February 11, 2019
When Uncommon Cider set out to make an Alberta-centric cider they knew they wanted to be unique, and keep their focus on western Canadian ingredients. Using crisp B.C. apples was a given, but co-founder Brodie Thomas was looking to add a little something special.
He chose a unique and almost unheard-of berry that’s starting to grow in popularity, thanks to its bold taste.
Unique Canadian Berry Creates an Uncommon Cider
“We use haskap berries from Grande Prairie as well as Salmon Arm B.C.,” says Thomas. “We juice them and leave the skins in the cider to pull the colour from it so you get this really nice pinky cider with pomegranate notes and berries. It’s nicely tart with a touch of sweetness.
Haskaps are poised to become the next superfruit, depending on what you read. It’s also got a reputation or a flavour like nothing you’ve ever tasted; as if a raspberry, a blueberry and some mysterious tropical fruit all got together and threw a tropical fiesta in your mouth.
Haskap berries are good-sized fruit that resembles a longer and more oval blueberry. It has the same mottled violet-cobalt skin you'd find on a blueberry, but it can grow up to 4 centimetres long.
“It’s common for other cideries to make a berry cider but we wanted to do something more local. Plus we chose to use haskaps because they’re an uncommon berry; and we’re an Uncommon cidery,” laughs Thomas.
With their standout Haskap Cider, Uncommon Cider is also making Uncommon Dry Craft Cider and a Dry Hopped Cider.
“My cider is traditional in that it’s dry. It’s got a good sweetness-to-acidity balance that showcases the apples themselves. Drinking my cider would be like drinking a fine wine; with wine you have depth and complexity; you’re not just drinking grape juice. With my cider, you get subtleties and complex tasting notes too. It’s not a one dimensional product.”
In that way it’s like drinking a wine; you’ll get different tasting notes—you’re not just drinking grape juice.”
Making Local Cider is a Labour of Love & Takes Time
Making Uncommon Cider isn’t a quick process. Apples are juiced then fermented for about a month. Then it’s aged for a minimum of three months. While the bulk of Uncommon’s apples do come from B.C, they also do an annual harvest from here in Calgary, taking donations of fruit that homeowners just can’t use and crafting a special local cider.
“We can use many different kind of apples; you blend the juices with others to get a good flavour with a good acidity-and-sweetness balance. Crabapples actually make really good cider and we have lots of those in Calgary; often it’s the apples you don’t want to eat off the tree that make really good cider.”
Traditional Cider Made Here in Calgary
Thomas came to love cider after working in the United Kingdom. There, drinking cider is as common as drinking beer is here. Once he returned home, he longed for that authentic British cider taste; with a good balance and not overly sweet. It was surprisingly hard to find in Canada. So he started making his own, and soon Alberta’s first craft cidery was born. Uncommon has since crafted its third production run.
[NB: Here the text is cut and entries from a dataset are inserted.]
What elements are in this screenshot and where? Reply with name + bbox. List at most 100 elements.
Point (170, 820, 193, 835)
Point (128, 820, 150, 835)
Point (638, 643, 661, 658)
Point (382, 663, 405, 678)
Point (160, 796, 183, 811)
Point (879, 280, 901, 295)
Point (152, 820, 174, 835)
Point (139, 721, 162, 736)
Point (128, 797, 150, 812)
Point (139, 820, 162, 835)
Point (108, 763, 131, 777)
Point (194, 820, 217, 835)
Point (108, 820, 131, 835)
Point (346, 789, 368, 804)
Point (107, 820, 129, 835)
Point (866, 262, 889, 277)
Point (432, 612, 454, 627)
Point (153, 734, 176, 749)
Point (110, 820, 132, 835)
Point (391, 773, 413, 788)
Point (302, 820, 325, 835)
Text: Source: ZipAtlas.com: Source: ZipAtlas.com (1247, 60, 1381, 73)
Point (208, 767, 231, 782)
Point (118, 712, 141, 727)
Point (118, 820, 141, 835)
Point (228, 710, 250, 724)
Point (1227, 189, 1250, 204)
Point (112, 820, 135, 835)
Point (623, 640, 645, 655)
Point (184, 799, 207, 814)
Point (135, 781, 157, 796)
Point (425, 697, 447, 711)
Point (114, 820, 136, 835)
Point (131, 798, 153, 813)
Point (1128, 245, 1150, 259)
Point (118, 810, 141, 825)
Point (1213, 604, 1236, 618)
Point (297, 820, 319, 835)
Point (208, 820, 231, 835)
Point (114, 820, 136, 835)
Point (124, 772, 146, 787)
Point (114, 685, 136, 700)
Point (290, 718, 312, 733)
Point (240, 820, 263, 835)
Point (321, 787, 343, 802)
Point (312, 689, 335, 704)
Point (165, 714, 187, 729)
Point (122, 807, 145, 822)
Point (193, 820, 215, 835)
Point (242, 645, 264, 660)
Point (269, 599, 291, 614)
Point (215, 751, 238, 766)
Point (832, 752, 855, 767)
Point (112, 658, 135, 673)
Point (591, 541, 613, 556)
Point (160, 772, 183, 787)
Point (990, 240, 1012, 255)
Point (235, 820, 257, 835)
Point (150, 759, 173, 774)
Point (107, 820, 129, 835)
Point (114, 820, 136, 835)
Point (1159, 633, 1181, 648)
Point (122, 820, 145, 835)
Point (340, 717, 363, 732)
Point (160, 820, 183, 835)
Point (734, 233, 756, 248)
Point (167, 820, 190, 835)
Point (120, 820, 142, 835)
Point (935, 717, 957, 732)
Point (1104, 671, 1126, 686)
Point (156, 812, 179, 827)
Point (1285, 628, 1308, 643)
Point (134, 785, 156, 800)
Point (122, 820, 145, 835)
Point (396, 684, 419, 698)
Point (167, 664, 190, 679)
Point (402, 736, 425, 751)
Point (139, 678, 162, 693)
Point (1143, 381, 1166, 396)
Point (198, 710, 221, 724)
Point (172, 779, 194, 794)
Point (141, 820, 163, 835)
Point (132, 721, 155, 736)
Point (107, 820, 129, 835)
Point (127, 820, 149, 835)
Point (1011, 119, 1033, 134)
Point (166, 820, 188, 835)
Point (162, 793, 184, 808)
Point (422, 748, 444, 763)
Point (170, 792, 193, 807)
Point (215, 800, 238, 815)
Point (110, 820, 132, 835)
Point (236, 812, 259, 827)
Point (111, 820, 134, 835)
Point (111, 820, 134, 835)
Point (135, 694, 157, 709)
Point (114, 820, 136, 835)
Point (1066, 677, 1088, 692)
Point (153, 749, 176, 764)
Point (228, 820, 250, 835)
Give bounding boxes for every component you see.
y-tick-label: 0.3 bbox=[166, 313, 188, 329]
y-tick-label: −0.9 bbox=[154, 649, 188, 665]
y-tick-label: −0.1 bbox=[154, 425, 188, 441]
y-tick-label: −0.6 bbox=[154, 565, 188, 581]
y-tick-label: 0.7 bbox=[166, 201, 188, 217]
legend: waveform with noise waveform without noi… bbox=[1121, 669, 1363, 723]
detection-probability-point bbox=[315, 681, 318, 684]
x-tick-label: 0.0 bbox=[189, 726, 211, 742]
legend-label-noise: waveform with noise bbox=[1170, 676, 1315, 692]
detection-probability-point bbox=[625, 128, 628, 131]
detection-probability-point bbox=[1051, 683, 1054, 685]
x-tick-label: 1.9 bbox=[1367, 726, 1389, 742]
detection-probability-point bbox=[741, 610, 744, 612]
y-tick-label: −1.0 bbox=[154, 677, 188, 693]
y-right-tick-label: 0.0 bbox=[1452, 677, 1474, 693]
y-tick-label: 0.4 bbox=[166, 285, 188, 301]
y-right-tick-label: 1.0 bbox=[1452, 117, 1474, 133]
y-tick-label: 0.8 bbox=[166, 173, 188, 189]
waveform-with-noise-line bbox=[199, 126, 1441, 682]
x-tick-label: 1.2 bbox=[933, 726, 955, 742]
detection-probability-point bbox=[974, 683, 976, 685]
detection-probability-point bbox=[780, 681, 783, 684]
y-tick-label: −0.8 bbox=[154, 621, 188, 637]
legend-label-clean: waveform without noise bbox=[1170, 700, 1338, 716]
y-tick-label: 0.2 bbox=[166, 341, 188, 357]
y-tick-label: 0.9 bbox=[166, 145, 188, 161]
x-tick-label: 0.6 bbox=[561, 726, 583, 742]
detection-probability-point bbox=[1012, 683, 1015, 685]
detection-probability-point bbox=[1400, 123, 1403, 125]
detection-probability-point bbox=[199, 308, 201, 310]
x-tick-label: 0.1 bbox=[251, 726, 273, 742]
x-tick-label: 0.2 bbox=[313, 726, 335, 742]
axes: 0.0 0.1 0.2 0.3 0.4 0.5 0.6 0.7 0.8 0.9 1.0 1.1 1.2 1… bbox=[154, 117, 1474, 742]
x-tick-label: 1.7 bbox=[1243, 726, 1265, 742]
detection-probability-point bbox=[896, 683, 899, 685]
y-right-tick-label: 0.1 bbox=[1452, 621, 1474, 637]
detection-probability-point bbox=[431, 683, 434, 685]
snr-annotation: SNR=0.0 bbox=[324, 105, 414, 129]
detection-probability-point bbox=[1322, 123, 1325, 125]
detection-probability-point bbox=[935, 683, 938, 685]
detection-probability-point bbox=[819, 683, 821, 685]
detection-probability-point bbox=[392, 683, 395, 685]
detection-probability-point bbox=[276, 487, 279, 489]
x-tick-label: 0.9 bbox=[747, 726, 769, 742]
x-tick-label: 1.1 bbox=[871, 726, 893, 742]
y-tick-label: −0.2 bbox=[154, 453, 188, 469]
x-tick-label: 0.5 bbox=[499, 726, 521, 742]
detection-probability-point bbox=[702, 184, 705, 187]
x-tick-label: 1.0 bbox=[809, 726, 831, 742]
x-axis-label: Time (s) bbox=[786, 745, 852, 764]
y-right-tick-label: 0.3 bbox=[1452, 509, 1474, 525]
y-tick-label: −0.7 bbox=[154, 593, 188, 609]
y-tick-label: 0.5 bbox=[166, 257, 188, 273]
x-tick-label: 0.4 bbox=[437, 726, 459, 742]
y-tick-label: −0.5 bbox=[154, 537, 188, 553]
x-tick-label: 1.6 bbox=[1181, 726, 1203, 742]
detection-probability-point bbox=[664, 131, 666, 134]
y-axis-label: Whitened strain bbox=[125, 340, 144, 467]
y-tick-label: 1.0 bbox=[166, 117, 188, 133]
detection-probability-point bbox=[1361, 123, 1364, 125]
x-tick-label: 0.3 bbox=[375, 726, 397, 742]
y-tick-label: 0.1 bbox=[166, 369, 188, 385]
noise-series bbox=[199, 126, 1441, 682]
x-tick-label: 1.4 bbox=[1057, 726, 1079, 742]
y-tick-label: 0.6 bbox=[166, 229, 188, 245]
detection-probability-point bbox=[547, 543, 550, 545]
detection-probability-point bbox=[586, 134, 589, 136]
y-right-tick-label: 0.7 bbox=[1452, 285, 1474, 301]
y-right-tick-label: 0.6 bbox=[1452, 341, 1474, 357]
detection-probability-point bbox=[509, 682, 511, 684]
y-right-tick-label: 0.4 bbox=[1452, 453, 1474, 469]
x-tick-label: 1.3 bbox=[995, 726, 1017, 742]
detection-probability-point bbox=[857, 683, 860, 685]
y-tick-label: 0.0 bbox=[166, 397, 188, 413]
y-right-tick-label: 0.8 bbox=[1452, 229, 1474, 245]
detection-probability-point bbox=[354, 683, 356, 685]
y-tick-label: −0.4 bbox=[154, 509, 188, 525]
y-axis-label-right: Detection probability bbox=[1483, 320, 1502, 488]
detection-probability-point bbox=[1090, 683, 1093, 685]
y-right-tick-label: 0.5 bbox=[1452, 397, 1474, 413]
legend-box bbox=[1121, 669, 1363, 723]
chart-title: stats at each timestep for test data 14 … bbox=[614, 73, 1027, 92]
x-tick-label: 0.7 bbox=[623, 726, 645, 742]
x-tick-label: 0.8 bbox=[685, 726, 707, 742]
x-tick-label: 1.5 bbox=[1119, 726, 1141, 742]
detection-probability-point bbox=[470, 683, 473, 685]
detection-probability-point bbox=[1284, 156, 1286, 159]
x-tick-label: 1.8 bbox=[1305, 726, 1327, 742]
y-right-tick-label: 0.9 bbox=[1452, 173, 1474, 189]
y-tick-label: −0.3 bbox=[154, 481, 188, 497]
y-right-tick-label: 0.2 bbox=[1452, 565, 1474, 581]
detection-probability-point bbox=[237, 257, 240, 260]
Thomas says that even those who think they may not like cider, should give Uncommon a try.
“Our Traditional Dry Craft Cider is very dry; there’s very little sweetness. It balances the acidity nicely. You’ll get a hint of white grapes and orchard fruits with a nice golden colour. When it comes to our Dry Hopped Cider, we dry hop it to give it some aromatics but you get none of that hoppy bitterness. You’ll notice peachy flavours, papaya and tropical fruits, but with a balanced cider underneath.”
There’s also that uniquely Albertan Haskap cider, sold in clear bottles so the gorgeous rosy hue shows through. Calgarians may find it a challenge to hunt down haskap berries on their own, but sampling the berries as part of Uncommon’s tangy-sweet cider is easy. You can pick up Uncommon Cider at Calgary area Co-op Wine Spirits Beer.
“We want to show that there’s a lot of different fruit out there. I love the idea of finding weird things and making them delicious.”